The nature and content of submissions by practitioners are not always made by reference to rule 8 and the matters which the Board must take into account. The Board, whether sitting as a tribunal or as a casework meeting panel, is required in every case to take into account the matters set out in rule 8 of the 2001 Rules. There is no suggestion that solicitors’ submissions must be made on each and every matter referred to in rule 8. Where submissions, written or oral, are to be made, it will be extremely helpful to members of tribunals and casework meetings if they are grouped together to follow the paragraphs of rule 8. Such groupings will make for a logical structure and better allow members to identify and note how the submissions relate to the matters which must be taken into account.

In order to achieve some consistency and to allow drafters to formulate submissions, both oral and written, around the matters which the Board must take into account, the Board has produced a standard template which it expects will be used for written submissions but will also inform oral submissions. This can also be found on the Board’s website.

The Board expects that submissions will address the templated matters as relevant to a specific case.

Failure to provide any written submissions in advance may attract adverse comment from the Board or, in some cases, necessitate adjournments, which might delay an individual’s release.

Rule 6

The 2001 Rules provide that the prisoner should receive a copy of the dossier and documents which are before the tribunal or panel. Rule 6 provides an exception to this general rule, where Scottish ministers or the Board are satisfied that disclosure to the prisoner would be damaging on one or more of the grounds set out in rule 6(1)(i)-(v). 

The Board has previously taken the view that where Scottish ministers have provided information in terms of rule 6, the Board could not look behind that.
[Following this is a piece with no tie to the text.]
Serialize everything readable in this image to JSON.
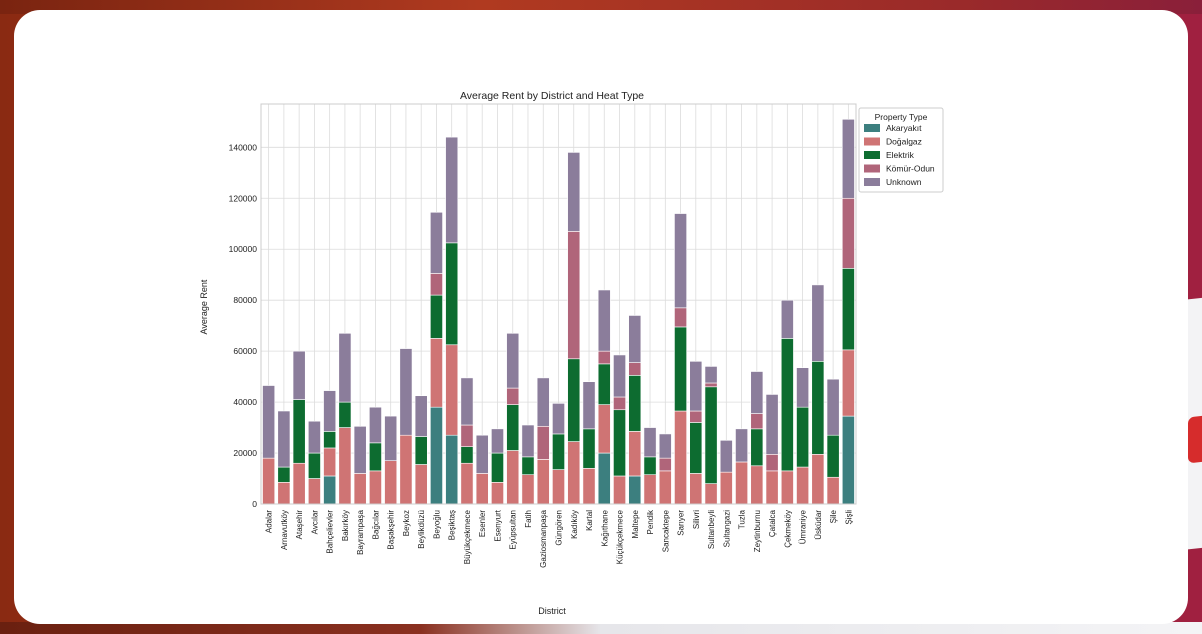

However, the Board’s status as a court, and recent developments, have altered that view, and the Board now considers that it has the power to disclose some or all of the information to the prisoner or other parties, subject to careful consideration of whether this is appropriate. In practice this will be among the most anxious decisions that the Board will make, and it must attach weight to public protection, and fairness to all parties, including the prisoner, the information provider, and the subject of the information. The Board has developed and consulted on guidance for Board members on how to approach such issues, available with the other guidance on the Board’s website.
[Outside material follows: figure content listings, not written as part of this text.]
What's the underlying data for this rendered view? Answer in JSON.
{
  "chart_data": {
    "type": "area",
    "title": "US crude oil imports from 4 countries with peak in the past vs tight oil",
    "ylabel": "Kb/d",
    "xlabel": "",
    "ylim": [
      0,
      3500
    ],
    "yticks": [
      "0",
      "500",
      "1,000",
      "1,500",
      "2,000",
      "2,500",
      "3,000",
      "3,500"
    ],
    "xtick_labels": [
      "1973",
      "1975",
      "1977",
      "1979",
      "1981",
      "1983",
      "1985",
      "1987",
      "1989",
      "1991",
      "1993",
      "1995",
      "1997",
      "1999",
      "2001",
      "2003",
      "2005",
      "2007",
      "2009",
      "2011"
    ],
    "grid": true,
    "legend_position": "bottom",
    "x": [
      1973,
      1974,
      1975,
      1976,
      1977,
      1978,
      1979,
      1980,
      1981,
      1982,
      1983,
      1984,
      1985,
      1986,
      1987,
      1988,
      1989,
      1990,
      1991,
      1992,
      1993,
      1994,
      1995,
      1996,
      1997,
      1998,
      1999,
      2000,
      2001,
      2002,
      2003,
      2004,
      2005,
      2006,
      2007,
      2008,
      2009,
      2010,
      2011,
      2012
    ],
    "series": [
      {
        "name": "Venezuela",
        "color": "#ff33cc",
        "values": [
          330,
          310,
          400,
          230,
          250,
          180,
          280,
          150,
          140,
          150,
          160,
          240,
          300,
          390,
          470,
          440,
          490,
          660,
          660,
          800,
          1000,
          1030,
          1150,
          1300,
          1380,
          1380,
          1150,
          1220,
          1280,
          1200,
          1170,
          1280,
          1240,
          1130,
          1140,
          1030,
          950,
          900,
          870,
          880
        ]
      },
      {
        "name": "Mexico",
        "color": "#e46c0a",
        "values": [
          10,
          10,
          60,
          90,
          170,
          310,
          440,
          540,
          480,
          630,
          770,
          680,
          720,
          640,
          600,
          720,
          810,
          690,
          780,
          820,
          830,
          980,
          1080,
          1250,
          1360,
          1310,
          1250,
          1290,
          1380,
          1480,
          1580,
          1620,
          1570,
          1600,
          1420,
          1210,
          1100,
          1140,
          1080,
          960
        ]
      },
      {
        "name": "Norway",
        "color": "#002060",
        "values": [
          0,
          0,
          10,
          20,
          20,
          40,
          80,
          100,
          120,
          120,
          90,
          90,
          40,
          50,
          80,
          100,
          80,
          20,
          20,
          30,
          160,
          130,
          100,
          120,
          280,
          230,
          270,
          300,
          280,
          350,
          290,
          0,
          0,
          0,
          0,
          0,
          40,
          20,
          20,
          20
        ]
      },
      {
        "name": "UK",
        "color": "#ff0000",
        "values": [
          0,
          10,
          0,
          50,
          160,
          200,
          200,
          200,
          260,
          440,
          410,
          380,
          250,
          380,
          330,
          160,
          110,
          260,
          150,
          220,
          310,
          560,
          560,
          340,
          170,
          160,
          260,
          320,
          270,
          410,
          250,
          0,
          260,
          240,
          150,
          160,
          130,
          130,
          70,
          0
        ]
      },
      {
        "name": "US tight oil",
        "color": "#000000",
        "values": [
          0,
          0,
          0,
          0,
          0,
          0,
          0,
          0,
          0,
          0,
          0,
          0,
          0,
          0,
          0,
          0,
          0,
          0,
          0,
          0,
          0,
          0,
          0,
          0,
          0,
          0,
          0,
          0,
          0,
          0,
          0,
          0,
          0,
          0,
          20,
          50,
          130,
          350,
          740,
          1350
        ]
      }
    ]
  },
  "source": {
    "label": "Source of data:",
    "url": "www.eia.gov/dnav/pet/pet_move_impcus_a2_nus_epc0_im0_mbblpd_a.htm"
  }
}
The Board’s status as a court

It is now accepted that the Board sits as a court for the purposes of articles 5(4) and 6(1) of the European Convention on Human Rights. On that basis, the Board is entitled to be treated as a court by practitioners who appear before it, and have a professional responsibility to it. Practitioners are asked to bear this in mind; the Board expects solicitors to attend timeously, and be properly prepared. Unnecessary delays or postponements are discourteous, costly, and can result in offenders spending extra time in prison.

The vast majority of solicitors understand this, but there are some who may not comply with their professional responsibilities. In such cases the Board will seek an explanation from the solicitor. It is to be hoped that it never becomes necessary to refer matters to the SLCC.

The future of parole

The Board has moved a long way from the system envisaged by Alexander Maconochie. It is now a forward thinking and dynamic parole court, well equipped to balance the rights of the individual with the importance of protecting the public. It is committed to a fair, efficient and transparent system of parole, which has the confidence of those using the system and the general public.

This has been demonstrated by the Board’s response to the COVID-19 pandemic. The Board quickly moved to conducting tribunals by teleconference and, where necessary, by video link. It has conducted over 1,000 hearings in this way since the first lockdown in March 2020. In doing so, the Board has avoided any backlog in cases, and has reviewed prisoners’ detention in accordance with statutory timescales.

The Board will continue to adopt a dynamic and innovative approach to working, with fairness and public protection at heart, in order to carry out its crucial role within the Scottish justice system.